9 thoughts on “Running is hard.

  1. As you know I felt stuck at 5k for upwards of 8 months. I’m slowly working up from there in prep for my 10k.. But I think the most important thing you need to keep in mind is that 5k doesn’t automatically get easier as you improve and increase your distance. Running is running. There are good runs and bad runs, and (to a point) the distance is incidental to that.

    I’m gearing up for a 7.5k tonight, but finishing that is not going to make my next 5k any less of a struggle. That is down to my physical condition, environment, and luck on that particular day. You can’t wait until you are comfortable to move on to the next level or you’ll never get there.

    1. True. Which is why I made myself at least finish the 5K today. But I feel like at some point, the 5K should get somewhat easier, you know? Like how I used to not be able to even run a mile, but a mile is what I would consider easy at this point.

      I also think a lot of that is mental. I need to figure out how to mentally get over the idea of 3 miles being faaaar and think of it as 3 miles is my workout. Just like I look at 30 minutes being my workout on an elliptical. I’m sweaty and tuckered out after my workout, but I don’t think of it as loooong.

      1. For me it is almost entirely mental. 5k seems easy if that’s not the distance I plan to run that day. If I’m doing a longer run then getting to the 5k mark seems to come more easily than when I set out to run 5k even. It’s the same with timed distances, if I set out to run a solid 30 minutes, then getting past 15 feels easier than if I set out to run just that 15. My brain seems to anticipate the end and send the signal that I am tired relative to that.

        I’m guessing running one mile didn’t get easier until you were were regularly running longer distances. It will probably be the same with 5k..

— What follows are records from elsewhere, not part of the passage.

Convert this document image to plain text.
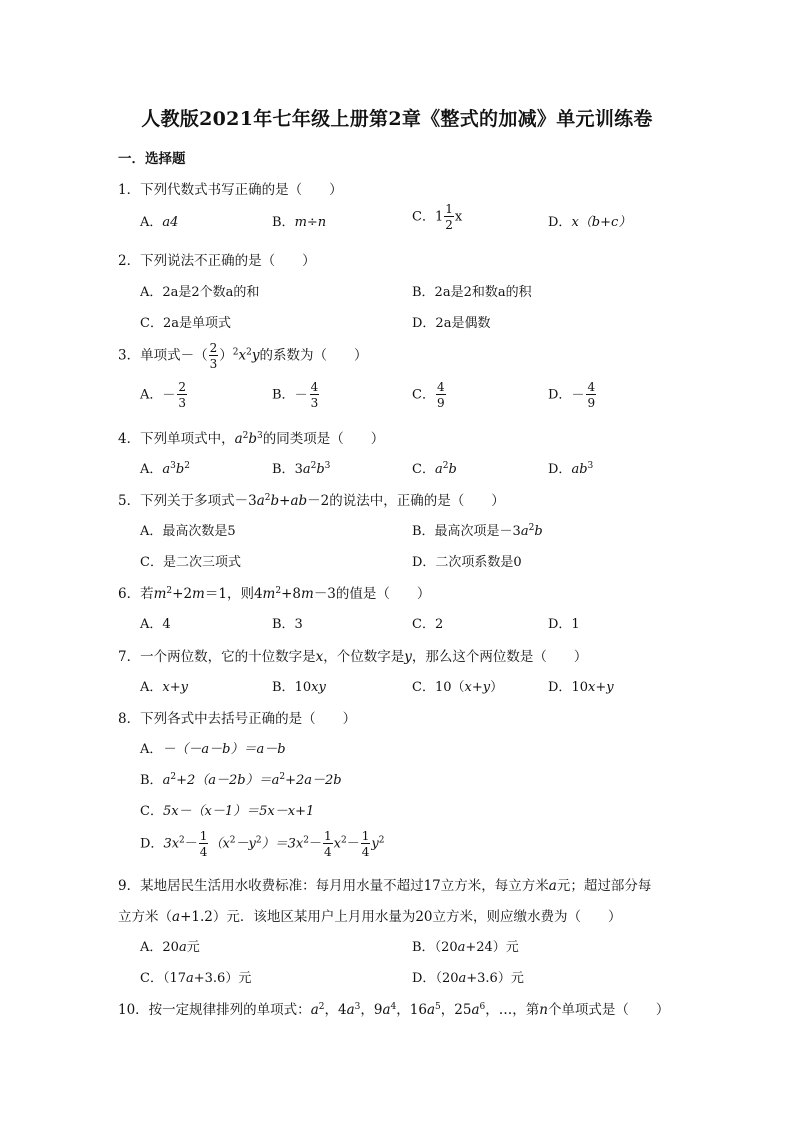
人教版2021年七年级上册第2章《整式的加减》单元训练卷
一．选择题
1．下列代数式书写正确的是（　　）
A．a4	B．m÷n	C．$1 \frac{1}{2}$ x	D．x（b+c）
2．下列说法不正确的是（　　）
A．2a是2个数a的和	B．2a是2和数a的积
C．2a是单项式	D．2a是偶数
3．单项式－（ $\frac{2}{3} )^2x^2y$的系数为（　　）
A．－ $\frac{2}{3}$	B．－ $\frac{4}{3}$	C． $\frac{4}{9}$	D．－ $\frac{4}{9}$
4．下列单项式中，$a^2b^3$的同类项是（　　）
A．$a^3b^2$	B．$3a^2b^3$	C．$a^2b$	D．$ab^3$
5．下列关于多项式$-3a^2b+ab-2$的说法中，正确的是（　　）
A．最高次数是5	B．最高次项是$-3a^2b$
C．是二次三项式	D．二次项系数是0
6．若$m^2+2m=1$，则$4m^2+8m-3$的值是（　　）
A．4	B．3	C．2	D．1
7．一个两位数，它的十位数字是x，个位数字是y，那么这个两位数是（　　）
A．x+y	B．10xy	C．10（x+y）	D．10x+y
8．下列各式中去括号正确的是（　　）
A．－（－a－b）＝a－b
B．$a^2+2(a-2b)=a^2+2a-2b$
C．5x－（x－1）＝5x－x+1
D．$3x^2- \frac{1}{4} (x^2-y^2)=3x^2- \frac{1}{4} x^2- \frac{1}{4} y^2$
9．某地居民生活用水收费标准：每月用水量不超过17立方米，每立方米a元；超过部分每
立方米（a+1.2）元．该地区某用户上月用水量为20立方米，则应缴水费为（　　）
A．20a元	B．（20a+24）元
C．（17a+3.6）元	D．（20a+3.6）元
10．按一定规律排列的单项式：$a^2$，$4a^3$，$9a^4$，$16a^5$，$25a^6$，…，第n个单项式是（　　）
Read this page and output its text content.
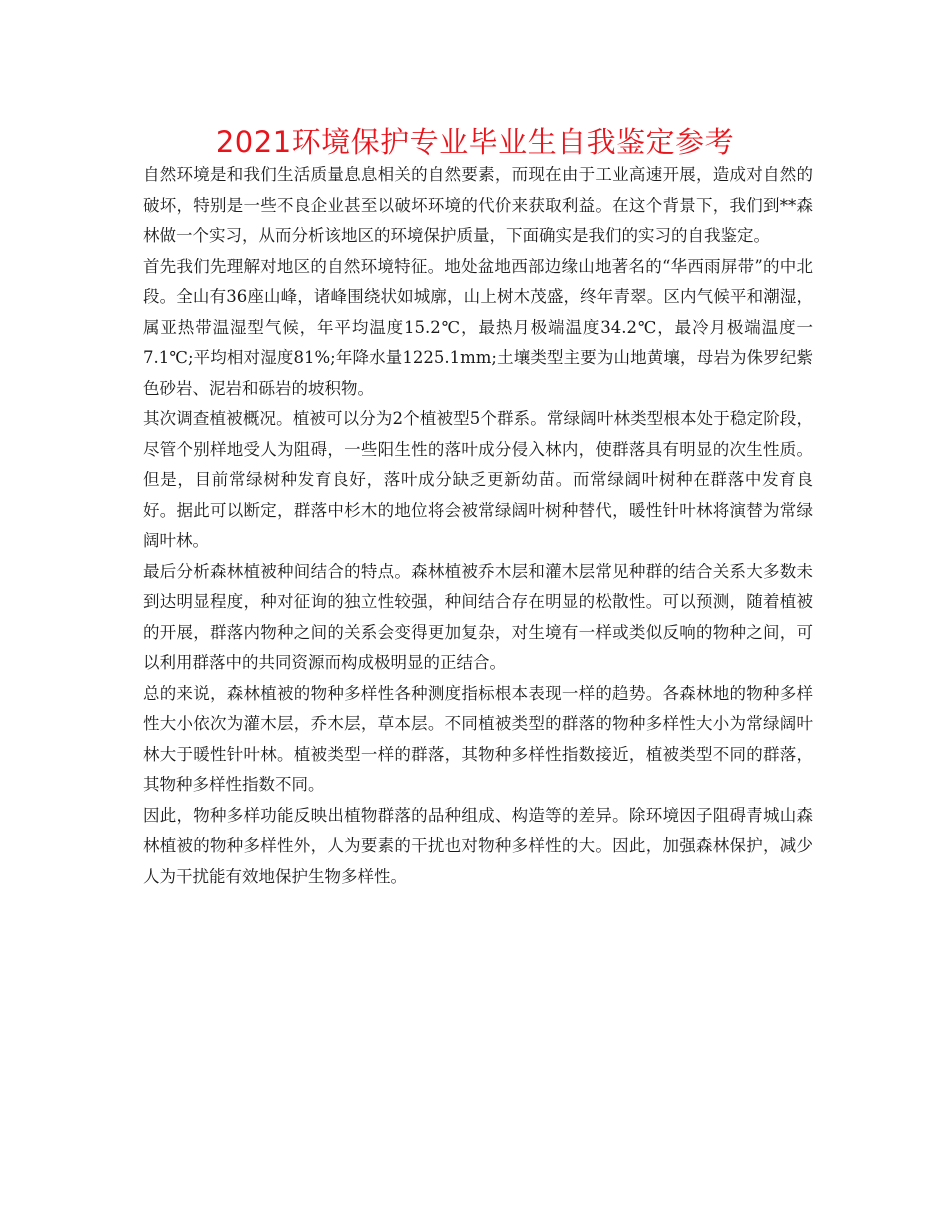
2021环境保护专业毕业生自我鉴定参考

自然环境是和我们生活质量息息相关的自然要素，而现在由于工业高速开展，造成对自然的破坏，特别是一些不良企业甚至以破坏环境的代价来获取利益。在这个背景下，我们到**森林做一个实习，从而分析该地区的环境保护质量，下面确实是我们的实习的自我鉴定。

首先我们先理解对地区的自然环境特征。地处盆地西部边缘山地著名的“华西雨屏带”的中北段。全山有36座山峰，诸峰围绕状如城廓，山上树木茂盛，终年青翠。区内气候平和潮湿，属亚热带温湿型气候，年平均温度15.2℃，最热月极端温度34.2℃，最冷月极端温度一7.1℃;平均相对湿度81%;年降水量1225.1mm;土壤类型主要为山地黄壤，母岩为侏罗纪紫色砂岩、泥岩和砾岩的坡积物。

其次调查植被概况。植被可以分为2个植被型5个群系。常绿阔叶林类型根本处于稳定阶段，尽管个别样地受人为阻碍，一些阳生性的落叶成分侵入林内，使群落具有明显的次生性质。但是，目前常绿树种发育良好，落叶成分缺乏更新幼苗。而常绿阔叶树种在群落中发育良好。据此可以断定，群落中杉木的地位将会被常绿阔叶树种替代，暖性针叶林将演替为常绿阔叶林。

最后分析森林植被种间结合的特点。森林植被乔木层和灌木层常见种群的结合关系大多数未到达明显程度，种对征询的独立性较强，种间结合存在明显的松散性。可以预测，随着植被的开展，群落内物种之间的关系会变得更加复杂，对生境有一样或类似反响的物种之间，可以利用群落中的共同资源而构成极明显的正结合。

总的来说，森林植被的物种多样性各种测度指标根本表现一样的趋势。各森林地的物种多样性大小依次为灌木层，乔木层，草本层。不同植被类型的群落的物种多样性大小为常绿阔叶林大于暖性针叶林。植被类型一样的群落，其物种多样性指数接近，植被类型不同的群落，其物种多样性指数不同。

因此，物种多样功能反映出植物群落的品种组成、构造等的差异。除环境因子阻碍青城山森林植被的物种多样性外，人为要素的干扰也对物种多样性的大。因此，加强森林保护，减少人为干扰能有效地保护生物多样性。
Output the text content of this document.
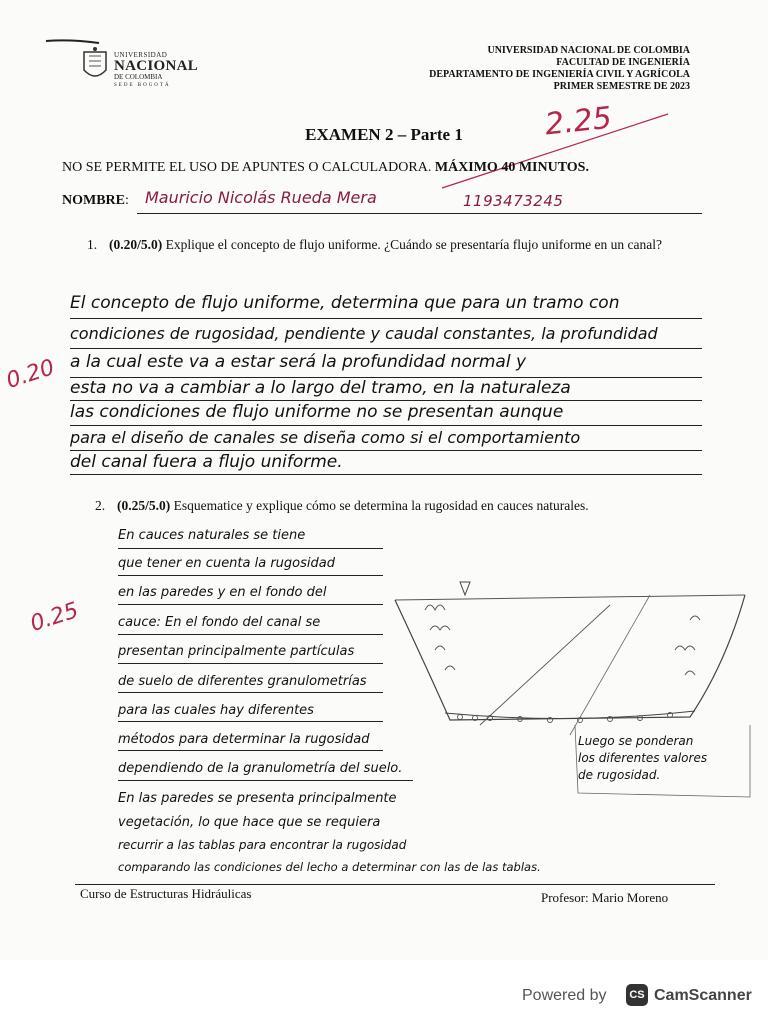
UNIVERSIDAD
NACIONAL
DE COLOMBIA
SEDE BOGOTÁ
UNIVERSIDAD NACIONAL DE COLOMBIA
FACULTAD DE INGENIERÍA
DEPARTAMENTO DE INGENIERÍA CIVIL Y AGRÍCOLA
PRIMER SEMESTRE DE 2023
EXAMEN 2 – Parte 1	2.25
NO SE PERMITE EL USO DE APUNTES O CALCULADORA. MÁXIMO 40 MINUTOS.
NOMBRE: Mauricio Nicolás Rueda Mera	1193473245
1. (0.20/5.0) Explique el concepto de flujo uniforme. ¿Cuándo se presentaría flujo uniforme en un canal?
0.20
El concepto de flujo uniforme, determina que para un tramo con
condiciones de rugosidad, pendiente y caudal constantes, la profundidad
a la cual este va a estar será la profundidad normal y
esta no va a cambiar a lo largo del tramo, en la naturaleza
las condiciones de flujo uniforme no se presentan aunque
para el diseño de canales se diseña como si el comportamiento
del canal fuera a flujo uniforme.
2. (0.25/5.0) Esquematice y explique cómo se determina la rugosidad en cauces naturales.
0.25
En cauces naturales se tiene
que tener en cuenta la rugosidad
en las paredes y en el fondo del
cauce: En el fondo del canal se
presentan principalmente partículas
de suelo de diferentes granulometrías
para las cuales hay diferentes
métodos para determinar la rugosidad
dependiendo de la granulometría del suelo.
En las paredes se presenta principalmente
vegetación, lo que hace que se requiera
recurrir a las tablas para encontrar la rugosidad
comparando las condiciones del lecho a determinar con las de las tablas.
Luego se ponderan
los diferentes valores
de rugosidad.
Curso de Estructuras Hidráulicas	Profesor: Mario Moreno
Powered by	CS CamScanner
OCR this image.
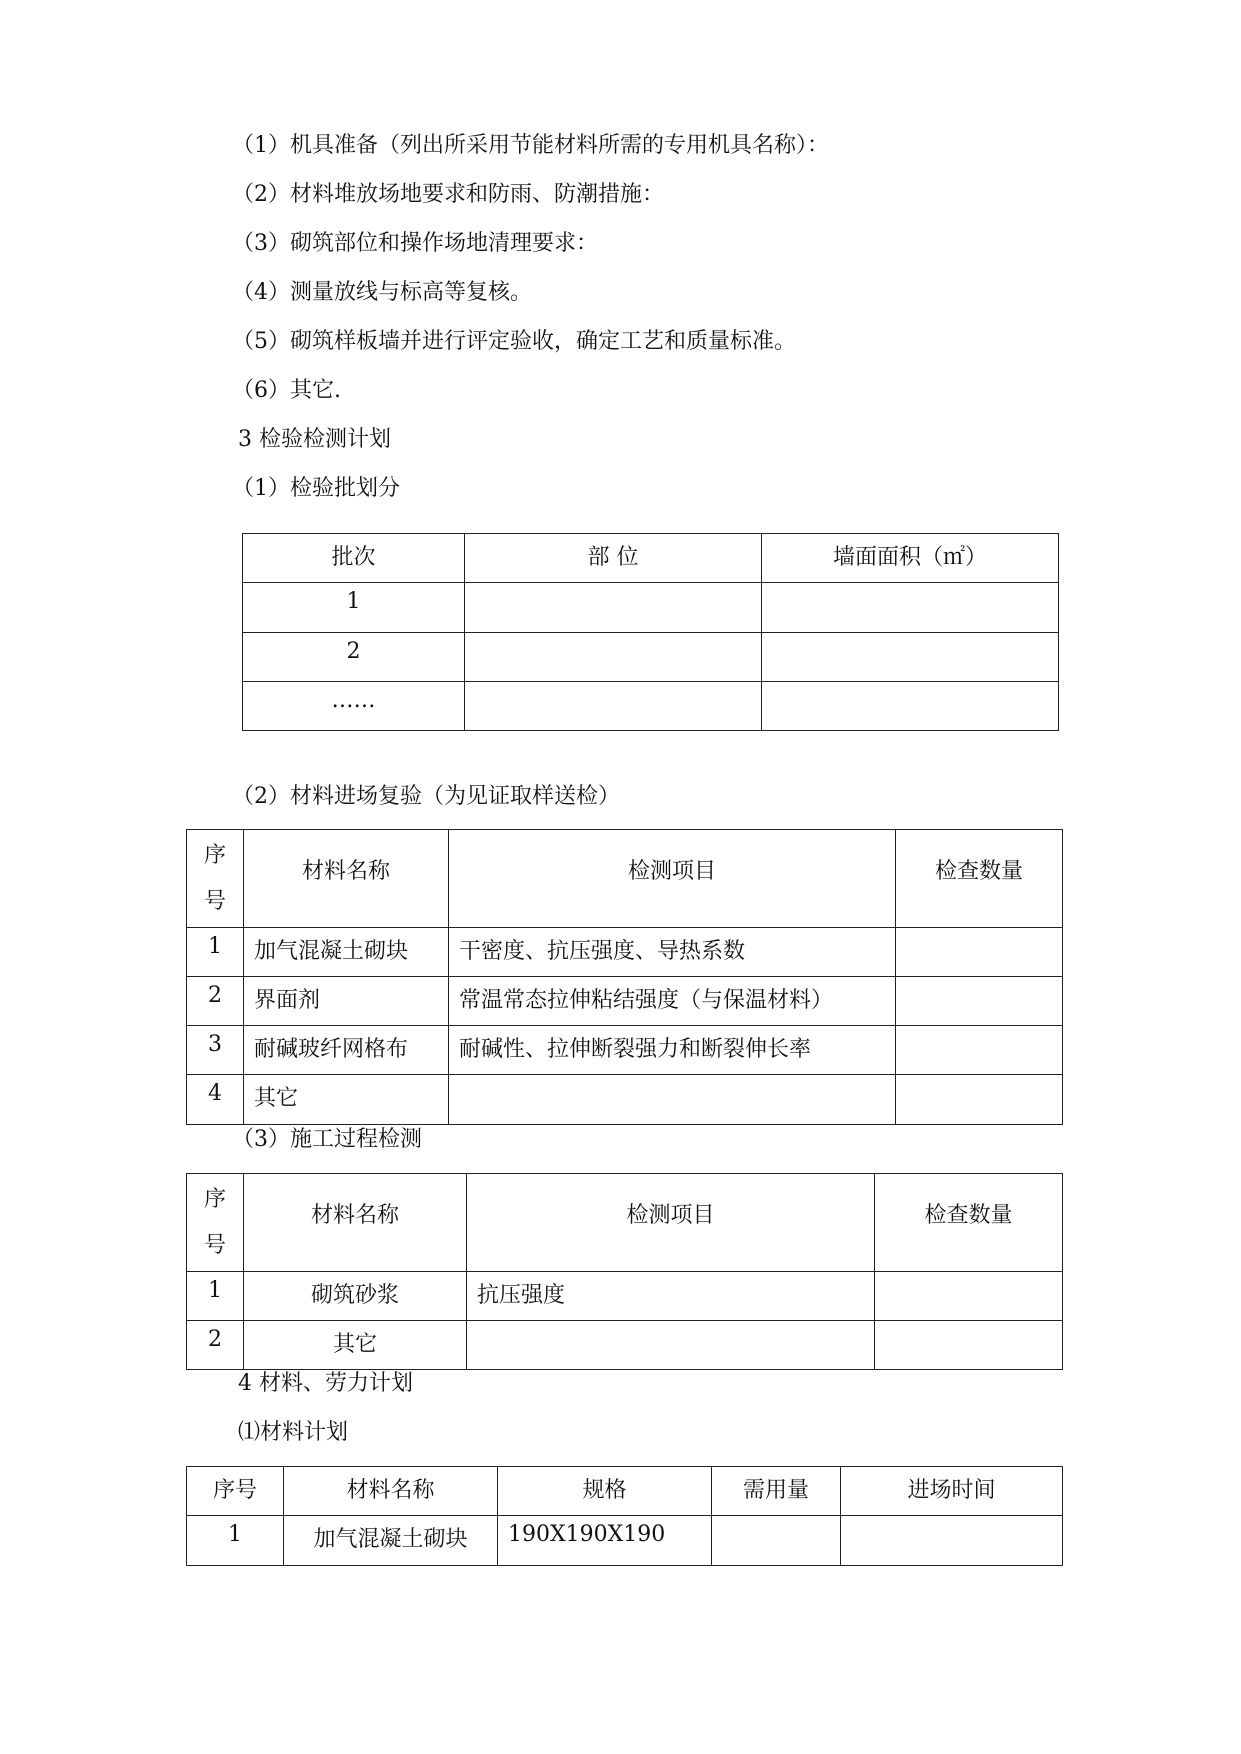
（1）机具准备（列出所采用节能材料所需的专用机具名称）：
（2）材料堆放场地要求和防雨、防潮措施：
（3）砌筑部位和操作场地清理要求：
（4）测量放线与标高等复核。
（5）砌筑样板墙并进行评定验收，确定工艺和质量标准。
（6）其它.
3 检验检测计划
（1）检验批划分
批次	部 位	墙面面积（㎡）
1		
2		
……		
（2）材料进场复验（为见证取样送检）
序号	材料名称	检测项目	检查数量
1	加气混凝土砌块	干密度、抗压强度、导热系数	
2	界面剂	常温常态拉伸粘结强度（与保温材料）	
3	耐碱玻纤网格布	耐碱性、拉伸断裂强力和断裂伸长率	
4	其它		
（3）施工过程检测
序号	材料名称	检测项目	检查数量
1	砌筑砂浆	抗压强度	
2	其它		
4 材料、劳力计划
⑴材料计划
序号	材料名称	规格	需用量	进场时间
1	加气混凝土砌块	190X190X190		
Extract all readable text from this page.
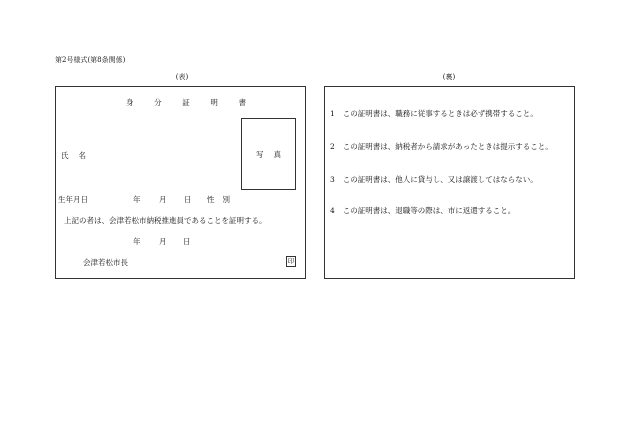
第2号様式(第8条関係)
(表)	(裏)
身	分	証	明	書
写 真
氏 名
生年月日	年 月 日 性 別
上記の者は、会津若松市納税推進員であることを証明する。
年 月 日
会津若松市長	印
1 この証明書は、職務に従事するときは必ず携帯すること。
2 この証明書は、納税者から請求があったときは提示すること。
3 この証明書は、他人に貸与し、又は譲渡してはならない。
4 この証明書は、退職等の際は、市に返還すること。
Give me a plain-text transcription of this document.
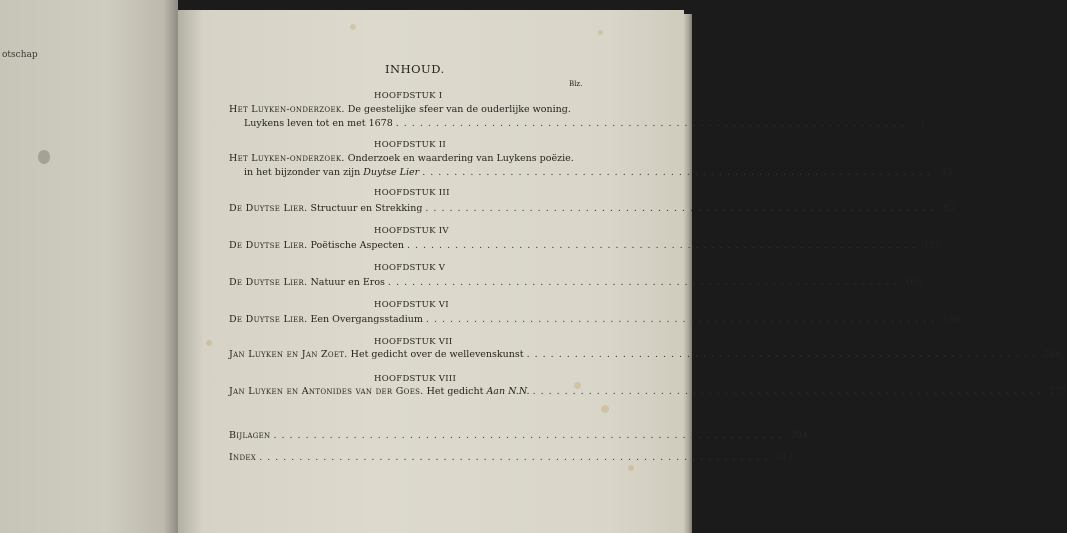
otschap
INHOUD.
Blz.
HOOFDSTUK I
Het Luyken-onderzoek.
De geestelijke sfeer van de ouderlijke woning.
Luykens leven tot en met 1678 ................................................................	1
HOOFDSTUK II
Het Luyken-onderzoek.
Onderzoek en waardering van Luykens poëzie.
in het bijzonder van zijn
Duytse Lier ................................................................ 43
HOOFDSTUK III
De Duytse Lier.
Structuur en Strekking ................................................................ 82
HOOFDSTUK IV
De Duytse Lier.
Poëtische Aspecten ................................................................ 125
HOOFDSTUK V
De Duytse Lier.
Natuur en Eros ................................................................ 165
HOOFDSTUK VI
De Duytse Lier.
Een Overgangsstadium ................................................................ 196
HOOFDSTUK VII
Jan Luyken en Jan Zoet.
Het gedicht over de wellevenskunst ................................................................ 236
HOOFDSTUK VIII
Jan Luyken en Antonides van der Goes.
Het gedicht
Aan N.N. ................................................................ 272
Bijlagen ................................................................ 304
Index ................................................................ 313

  2. That is one yummy looking SIAB. I’d take that over froyo and that is saying A LOT. Awesome job on your progress. I like to run, but I don’t have any groundbreaking advice. Just listen to your body. If something hurts or your really just aren’t feeling it, then go easy. If you KNOW have it in you to go harder, but are just being lazy, force yourself to push yourself….you’ll be glad you did. Really, there is nothing worse than taking the time to run, but finish knowing you could have done so much more. Good luck with it!

    1. Thanks for the reply. You’re right about nothing being worse than realizing you could’ve done more. I think I beat myself up worse for that than I do when I miss the gym all together.

  3. Congrats on making it through the 5k!

    I have my first one coming up in a month, so I don’t have much advice to offer. My mental block is the length of time I have to run for… 30 minutes seems so long! But I’ve noticed a slow and steady pace does wonders for me.

    Just keep at it! 🙂

    1. I’ve been working at allowing myself to stay slow. Even if I run a 12 minute mile, I don’t care, as long as I don’t have to stop. In the race environment, however, I ran a 10:44, which I was really happy with. I just wish I could do more of that in daily workouts.

      I don’t have a problem with the time…like, 30 minutes, no problem. It’s the distance. When RunKeeper tweets in my ear…”1.75 miles…” I just start to have a meltdown. Even without RunKeeper, I pay attention to distance intuitively. My brain sucks!

      Good luck on your upcoming race. It is so much more fun than I thought it would be!

  4. Hi, my name is Maddie, and I AM a plateau.

    🙂 No, but seriously, I know where you are coming from. I have good form, good breathing, etc., but I can’t run for more than a few minutes without getting so short of breath I have to walk.

    I DON’T consider myself out of shape. I was a dancer in high school and I can do an intense dance routine for 20 mins with a 5 min break in the middle. I was winded, but I could do it. I can do 30 day shred. I can elliptical at high speeds. I can fly to the tops of tall buildings…alright, no. But you get the idea. And I dunno what is stopping me from running farther, either!

    I’m sorry this comment is no help, but I’m cheering for you!! And when you figure it out…TALK TO ME! Lol. Have a good day 🙂 🙂

    P.S. WOOHOO that you like baseball and not football. Boo football. Gag.